Here are the photos from our first Halloween party. It was a huge success.

Halloween-06 pictures by jenangelcat - Photobucket


----------



## Richie (Jan 4, 2007)

Looks like it was a fun party and a lot of food. Great life size Mummy prop you had too.


----------



## Nightwing (Aug 1, 2007)

The Witch fingers looked very tasty! How did you make them?


----------



## HalloweenZombie (Jul 22, 2007)

Next time you have to invite all of us. We could all use a good party.


----------



## Revenant (Mar 17, 2007)

Wow, you really had the chow going! You and Ghostess could go into haunt catering!


----------



## slightlymad (May 25, 2006)

Kicken love the Alice costume. And the food but wheres th alchohal?


----------



## Lilly (Jun 13, 2006)

slightlymad ..the shots are next to the mummy

nice job Genn..Looks like a fun party


----------



## gennifyr (Aug 24, 2007)

It was a great party but the food was hardly touched. I won't be doing nearly as much cooking this year.

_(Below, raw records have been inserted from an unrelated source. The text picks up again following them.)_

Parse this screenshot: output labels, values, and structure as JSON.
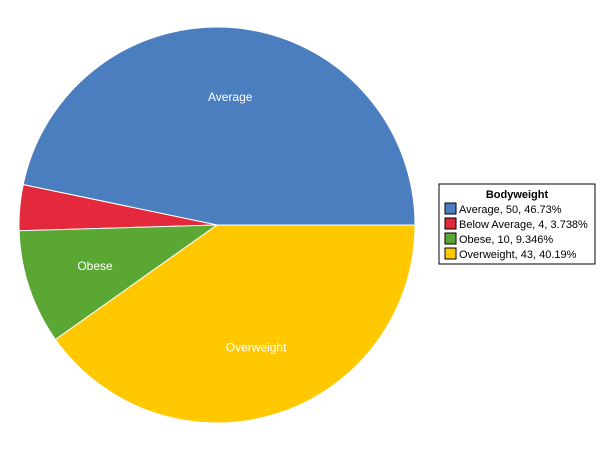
{
  "chart_data": {
    "type": "pie",
    "legend_title": "Bodyweight",
    "legend_position": "right",
    "slices": [
      {
        "label": "Average",
        "value": 50,
        "percent": "46.73%",
        "legend": "Average, 50, 46.73%",
        "color": "#4a7ebf",
        "show_label": true
      },
      {
        "label": "Below Average",
        "value": 4,
        "percent": "3.738%",
        "legend": "Below Average, 4, 3.738%",
        "color": "#e3293b",
        "show_label": false
      },
      {
        "label": "Obese",
        "value": 10,
        "percent": "9.346%",
        "legend": "Obese, 10, 9.346%",
        "color": "#5aa833",
        "show_label": true
      },
      {
        "label": "Overweight",
        "value": 43,
        "percent": "40.19%",
        "legend": "Overweight, 43, 40.19%",
        "color": "#ffc800",
        "show_label": true
      }
    ]
  }
}
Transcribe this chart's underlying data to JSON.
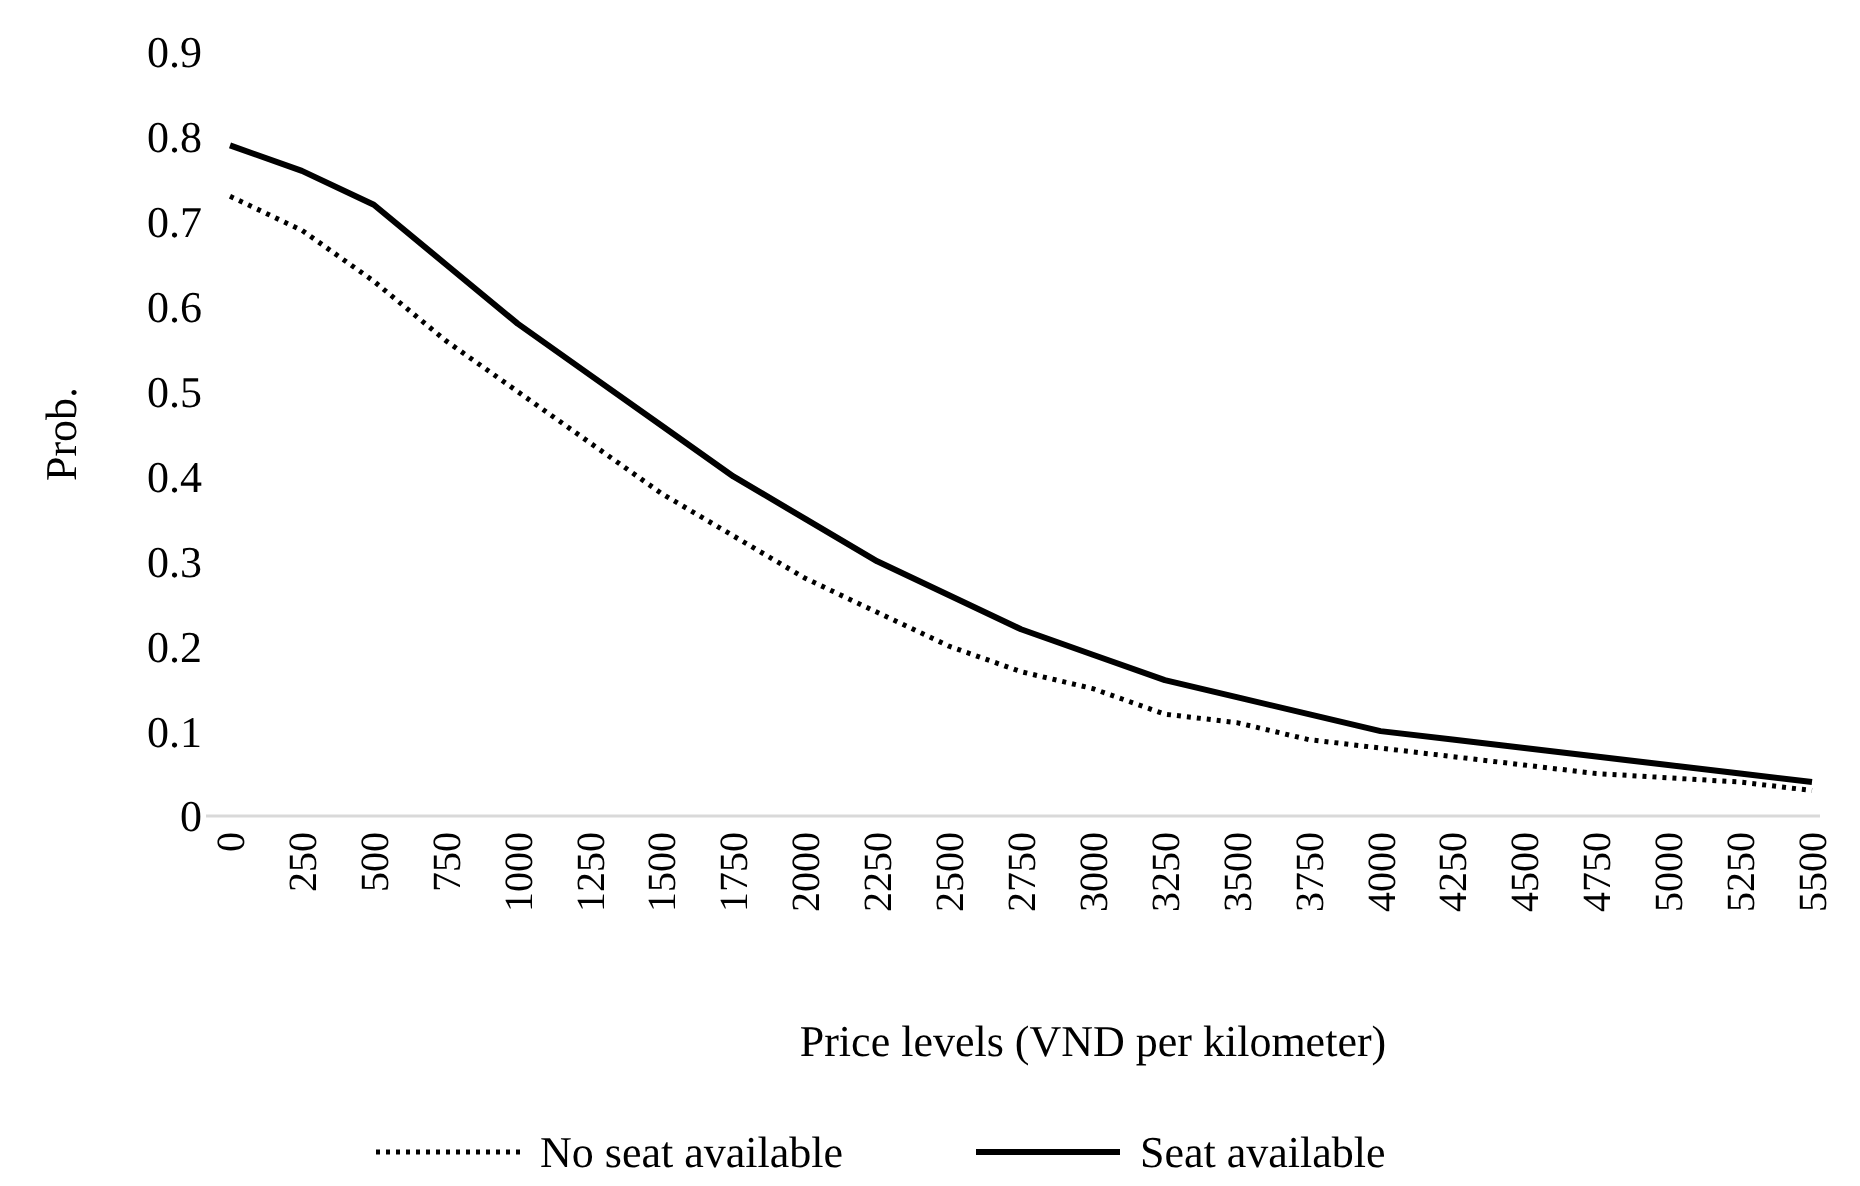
{
  "chart_data": {
    "type": "line",
    "xlabel": "Price levels (VND per kilometer)",
    "ylabel": "Prob.",
    "categories": [
      "0",
      "250",
      "500",
      "750",
      "1000",
      "1250",
      "1500",
      "1750",
      "2000",
      "2250",
      "2500",
      "2750",
      "3000",
      "3250",
      "3500",
      "3750",
      "4000",
      "4250",
      "4500",
      "4750",
      "5000",
      "5250",
      "5500"
    ],
    "ylim": [
      0,
      0.9
    ],
    "yticks": [
      0,
      0.1,
      0.2,
      0.3,
      0.4,
      0.5,
      0.6,
      0.7,
      0.8,
      0.9
    ],
    "grid": false,
    "legend": "bottom",
    "marker": "none",
    "series": [
      {
        "name": "No seat available",
        "color": "#000000",
        "line_style": "dotted",
        "values": [
          0.73,
          0.69,
          0.63,
          0.56,
          0.5,
          0.44,
          0.38,
          0.33,
          0.28,
          0.24,
          0.2,
          0.17,
          0.15,
          0.12,
          0.11,
          0.09,
          0.08,
          0.07,
          0.06,
          0.05,
          0.045,
          0.04,
          0.03
        ]
      },
      {
        "name": "Seat available",
        "color": "#000000",
        "line_style": "solid",
        "values": [
          0.79,
          0.76,
          0.72,
          0.65,
          0.58,
          0.52,
          0.46,
          0.4,
          0.35,
          0.3,
          0.26,
          0.22,
          0.19,
          0.16,
          0.14,
          0.12,
          0.1,
          0.09,
          0.08,
          0.07,
          0.06,
          0.05,
          0.04
        ]
      }
    ]
  }
}
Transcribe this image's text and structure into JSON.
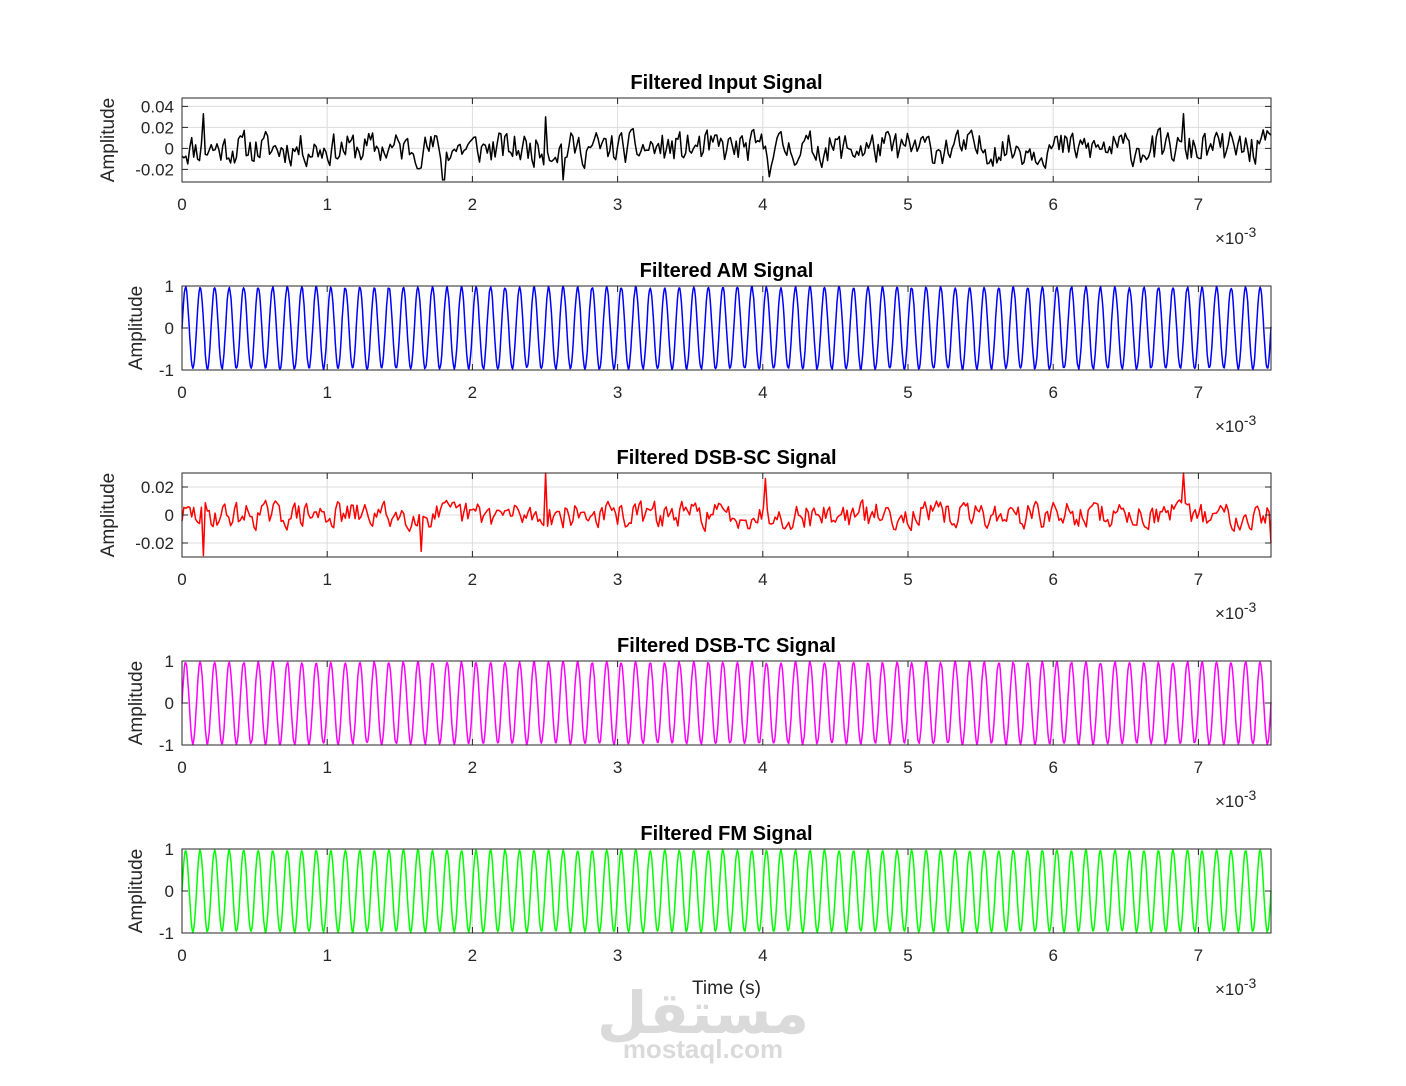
{
  "chart_data": [
    {
      "type": "line",
      "title": "Filtered Input Signal",
      "ylabel": "Amplitude",
      "xlabel": "",
      "x_multiplier_label": "×10",
      "x_multiplier_exponent": "-3",
      "xlim": [
        0,
        7.5
      ],
      "ylim": [
        -0.032,
        0.048
      ],
      "xticks": [
        0,
        1,
        2,
        3,
        4,
        5,
        6,
        7
      ],
      "yticks": [
        -0.02,
        0,
        0.02,
        0.04
      ],
      "ytick_labels": [
        "-0.02",
        "0",
        "0.02",
        "0.04"
      ],
      "grid": true,
      "series": [
        {
          "color": "#000000",
          "signal": "noise",
          "amplitude": 0.022,
          "seed": 11,
          "spikes": [
            [
              0.15,
              0.033
            ],
            [
              1.8,
              -0.03
            ],
            [
              2.5,
              0.03
            ],
            [
              2.62,
              -0.03
            ],
            [
              4.05,
              -0.027
            ],
            [
              6.9,
              0.033
            ]
          ]
        }
      ]
    },
    {
      "type": "line",
      "title": "Filtered AM Signal",
      "ylabel": "Amplitude",
      "xlabel": "",
      "x_multiplier_label": "×10",
      "x_multiplier_exponent": "-3",
      "xlim": [
        0,
        7.5
      ],
      "ylim": [
        -1,
        1
      ],
      "xticks": [
        0,
        1,
        2,
        3,
        4,
        5,
        6,
        7
      ],
      "yticks": [
        -1,
        0,
        1
      ],
      "ytick_labels": [
        "-1",
        "0",
        "1"
      ],
      "grid": true,
      "series": [
        {
          "color": "#0000ff",
          "signal": "sine",
          "frequency_cycles_per_unit": 10,
          "amplitude": 0.97,
          "jitter": 0.03,
          "seed": 3
        }
      ]
    },
    {
      "type": "line",
      "title": "Filtered DSB-SC Signal",
      "ylabel": "Amplitude",
      "xlabel": "",
      "x_multiplier_label": "×10",
      "x_multiplier_exponent": "-3",
      "xlim": [
        0,
        7.5
      ],
      "ylim": [
        -0.03,
        0.03
      ],
      "xticks": [
        0,
        1,
        2,
        3,
        4,
        5,
        6,
        7
      ],
      "yticks": [
        -0.02,
        0,
        0.02
      ],
      "ytick_labels": [
        "-0.02",
        "0",
        "0.02"
      ],
      "grid": true,
      "series": [
        {
          "color": "#ff0000",
          "signal": "noise",
          "amplitude": 0.013,
          "seed": 29,
          "spikes": [
            [
              0.15,
              -0.029
            ],
            [
              1.65,
              -0.026
            ],
            [
              2.5,
              0.03
            ],
            [
              4.02,
              0.026
            ],
            [
              6.9,
              0.03
            ],
            [
              7.5,
              -0.02
            ]
          ]
        }
      ]
    },
    {
      "type": "line",
      "title": "Filtered DSB-TC Signal",
      "ylabel": "Amplitude",
      "xlabel": "",
      "x_multiplier_label": "×10",
      "x_multiplier_exponent": "-3",
      "xlim": [
        0,
        7.5
      ],
      "ylim": [
        -1,
        1
      ],
      "xticks": [
        0,
        1,
        2,
        3,
        4,
        5,
        6,
        7
      ],
      "yticks": [
        -1,
        0,
        1
      ],
      "ytick_labels": [
        "-1",
        "0",
        "1"
      ],
      "grid": true,
      "series": [
        {
          "color": "#ff00ff",
          "signal": "sine",
          "frequency_cycles_per_unit": 10,
          "amplitude": 0.97,
          "jitter": 0.03,
          "seed": 5
        }
      ]
    },
    {
      "type": "line",
      "title": "Filtered FM Signal",
      "ylabel": "Amplitude",
      "xlabel": "Time (s)",
      "x_multiplier_label": "×10",
      "x_multiplier_exponent": "-3",
      "xlim": [
        0,
        7.5
      ],
      "ylim": [
        -1,
        1
      ],
      "xticks": [
        0,
        1,
        2,
        3,
        4,
        5,
        6,
        7
      ],
      "yticks": [
        -1,
        0,
        1
      ],
      "ytick_labels": [
        "-1",
        "0",
        "1"
      ],
      "grid": true,
      "series": [
        {
          "color": "#00ff00",
          "signal": "sine",
          "frequency_cycles_per_unit": 10,
          "amplitude": 0.97,
          "jitter": 0.02,
          "seed": 9
        }
      ]
    }
  ],
  "watermark": {
    "logo": "مستقل",
    "text": "mostaql.com"
  }
}
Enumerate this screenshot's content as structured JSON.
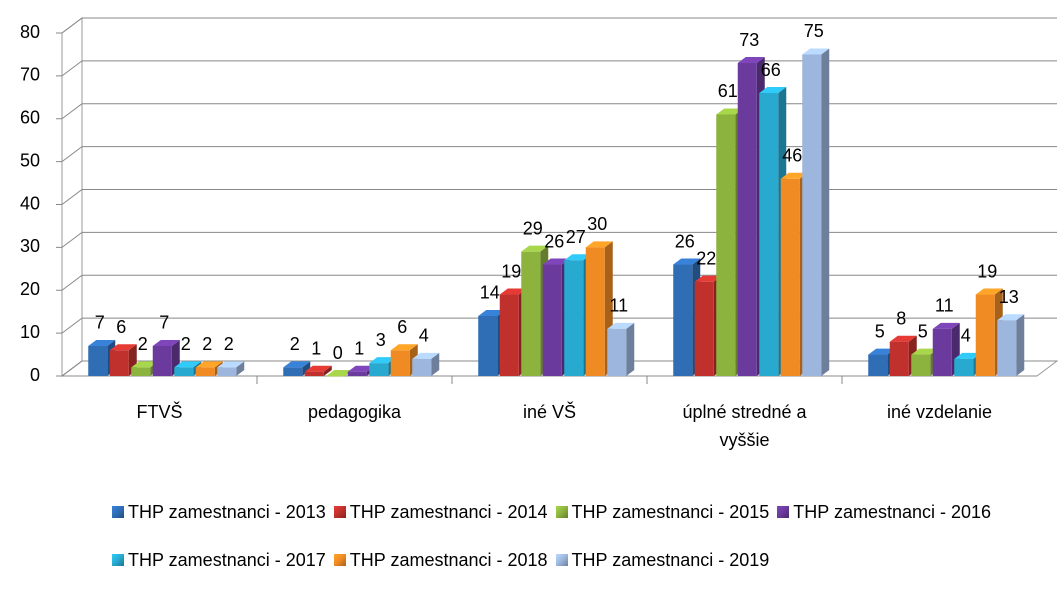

The witch finger cookies I made according to this site;

http://www.britta.com/HW/HWr.html#fingers

As for alcohol we provided an alcoholic punch in the pumpkin and the shots. The rest was byob and was either in coolers or on the table next to the pumpkin.

The mummy was Jason the year before and before that a friend had purchased him from a closed out store, he used to be in a nativity display as Joseph. He's definitely come a long way.


----------



## Big Howlin (Jul 15, 2006)

Who ever dressed up as Alice Cooper, tell him to keep it up. Good work. Alice is King.


----------



## gennifyr (Aug 24, 2007)

The guy that dressed as Alice is an actor in town and he won our best costume prize.


----------



## Big Howlin (Jul 15, 2006)

i always dress as alice heheh (Halloween that is)


----------



## Ghostess (Aug 21, 2005)

The witch finger cookies are good... but I found that not many people ate them the first couple of years I made them because not many people care much for shortbread cookies these days. Then I changed the recipe to a snicker doodle cookie. The last batch I made ALL got eaten for the first time ever.

Those are great pictures! I always have a ton of food leftover too. Of course, it doesn't stop me from overdoing it every year..lol


----------



## ghostie (May 15, 2006)

pickled dragon eggs, yum!


----------



## Lagrousome (Apr 12, 2007)

I ask everyone to bring a dish to share....helps on not having to make so much food. We supply the chili and some other sides, but I don't think I could handle having to make so many different dishes.


----------